The question is about ashift and what the best setting for these drives are. I would not expect to see basically the same performance with ashift=9 and ashift=12. What would be the best way to find the right ashift value? Or doesn’t it(9 vs 12)really matter on these drives?
Fifth (and final) level: ashift
Ashift is the property which tells ZFS what the underlying hardware’s actual sector size is. The individual blocksize within each
record will be determined by
ashift ; unlike
recordsize , however,
ashift is set as a number of bits rather than an actual number. For example,
ashift=13 specifies 8K sectors,
ashift=12 specifies 4K sectors, and
ashift=9 specifies 512B sectors.
Ashift is per
vdev , not per pool – and it’s immutable once set, so be careful not to screw it up! In theory, ZFS will automatically set
ashift to the proper value for your hardware; in practice, storage manufacturers very, very frequently lie about the underlying hardware sector size in order to keep older operating systems from getting confused, so you should do your homework and set it manually. Remember, once you add a
vdev to your pool, you can’t get rid of it; so if you accidentally add a
vdev with improper
ashift value to your pool, you’ve permanently screwed up the entire pool!

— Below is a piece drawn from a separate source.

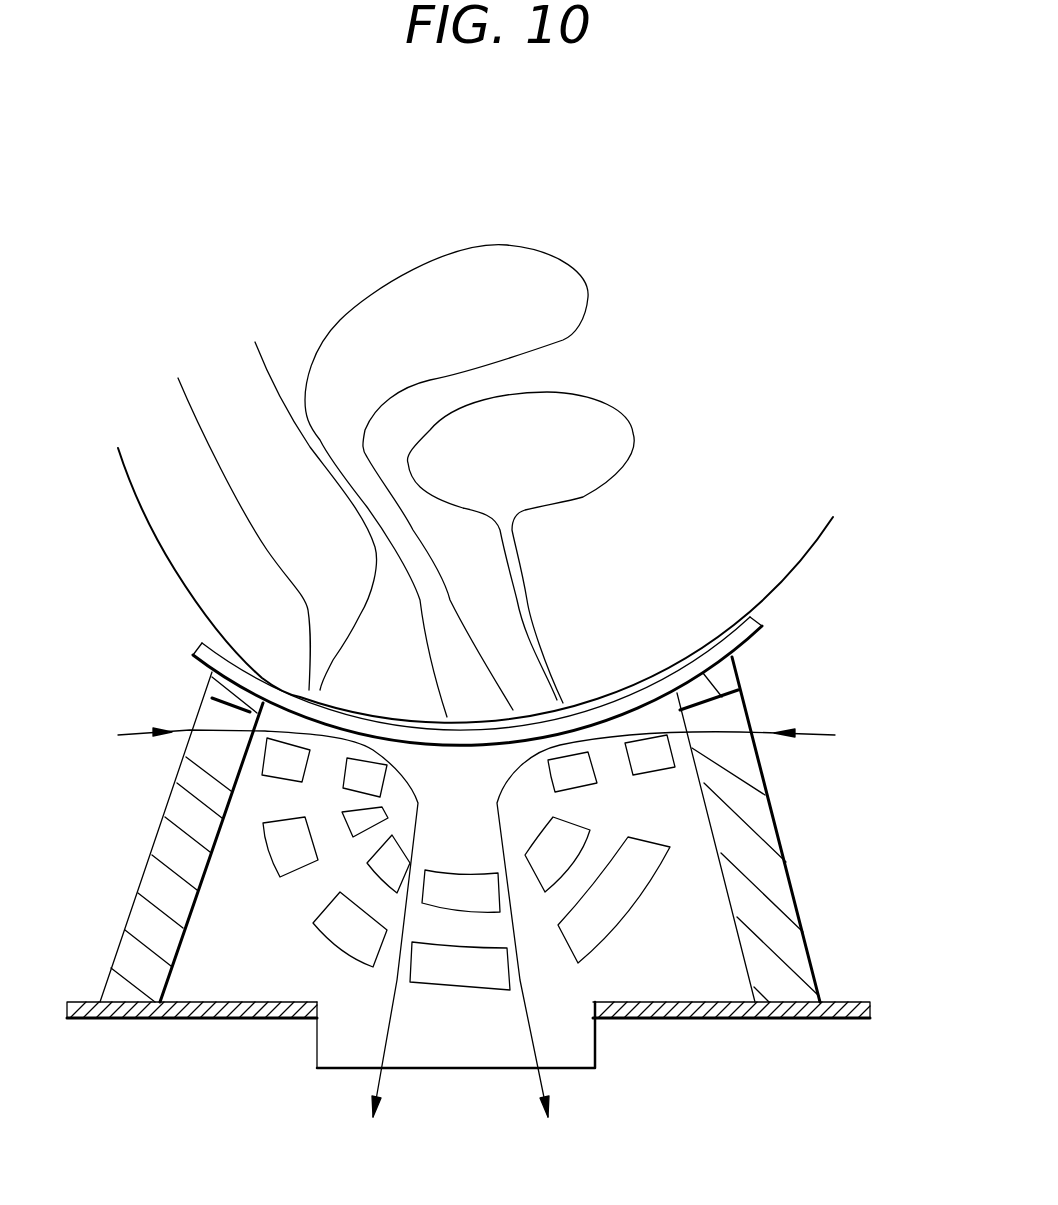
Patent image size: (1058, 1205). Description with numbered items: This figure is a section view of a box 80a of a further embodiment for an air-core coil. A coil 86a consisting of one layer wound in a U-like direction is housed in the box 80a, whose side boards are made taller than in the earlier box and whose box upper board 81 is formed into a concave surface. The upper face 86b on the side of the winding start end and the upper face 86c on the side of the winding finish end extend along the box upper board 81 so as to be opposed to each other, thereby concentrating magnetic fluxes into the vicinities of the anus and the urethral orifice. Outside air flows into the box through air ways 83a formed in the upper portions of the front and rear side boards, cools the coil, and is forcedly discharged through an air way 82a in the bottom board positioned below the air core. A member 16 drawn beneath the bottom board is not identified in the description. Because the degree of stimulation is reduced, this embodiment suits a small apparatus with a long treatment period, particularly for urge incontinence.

ashift too high is, for the most part, harmless – you’ll increase the amount of slack space on your storage, but unless you have a very specialized workload this is unlikely to have any significant impact. Setting
ashift too low , on the other hand, is a horrorshow. If you end up with an
ashift=9 vdev on a device with 8K sectors (thus, properly
ashift=13 ), you’ll suffer from massive write amplification penalties as ZFS needs to write, read, rewrite again over and over on the same actual hardware sector. I have personally seen improperly set ashift cause a pool of Samsung 840 Pro SSDs perform slower than a pool of WD Black rust disks!
Even if you’ve done your homework and are absolutely certain that your disks use 512B hardware sectors, I strongly advise considering setting
ashift=12 or even
ashift=13 – because, remember, it’s immutable per vdev, and vdevs cannot be removed from pools. If you ever need to replace a 512B sector disk in a vdev with a 4K or 8K sector disk, you’ll be screwed if that vdev is
Just set it to 12 and forget about it.
If you set it to 9, proceed at your own peril.
Those drives can be formatted for 512b or 4k, (the controller can work with either size)
and that one is currently set to 512b
You can change it to 4k, but I would suggest not formatting it, for later flexibility if needed.
I would also suggest ashift=12 because even though that drive is set to 512, a later replacement might not be, or an addition to the vdev (making a mirror deeper/splitting mirror etc) and as you already proposed, it is easier for systems to use a 4k drive in 4k, than a 512 drive in 4k
I apologise for mentioning the recordsize, which is more to do with the workload, and you mentioned the database @16k size records, and were looking to optimise performance, which is why I mentioned it.
There have been reports of disappointing performance results with some the U.2 drives on certain controllers, so would be real helpful for posterity if you might share, but this is outside the scope of your request. (unless it’s an m.2 drive; they seem okay?)
“If you end up with an
ashift=9 vdev on a device with 8K sectors (thus, properly
ashift=13 ), you’ll suffer from massive write amplification penalties as ZFS needs to write, read, rewrite again over and over on the same actual hardware sector.”
I wanted to ask if this is changing at all with how SSDs buffer with DRAM cache? I don’t know much about this so this is a question and not a statement. But if the SSD sector size is for example 16K and Ashift is set to 12 for 4K, can the SSD DRAM Cache buffer hold 4 X 4K writes and then write all 16K to the NAND flash? Can buffering remove the write amplification?
That’s not a bad question, even for the drives with real/fake SLC cache drives
Be aware that at least a bit of this info is outdated. For example L2ARC is not necessarily ephemeral anymore.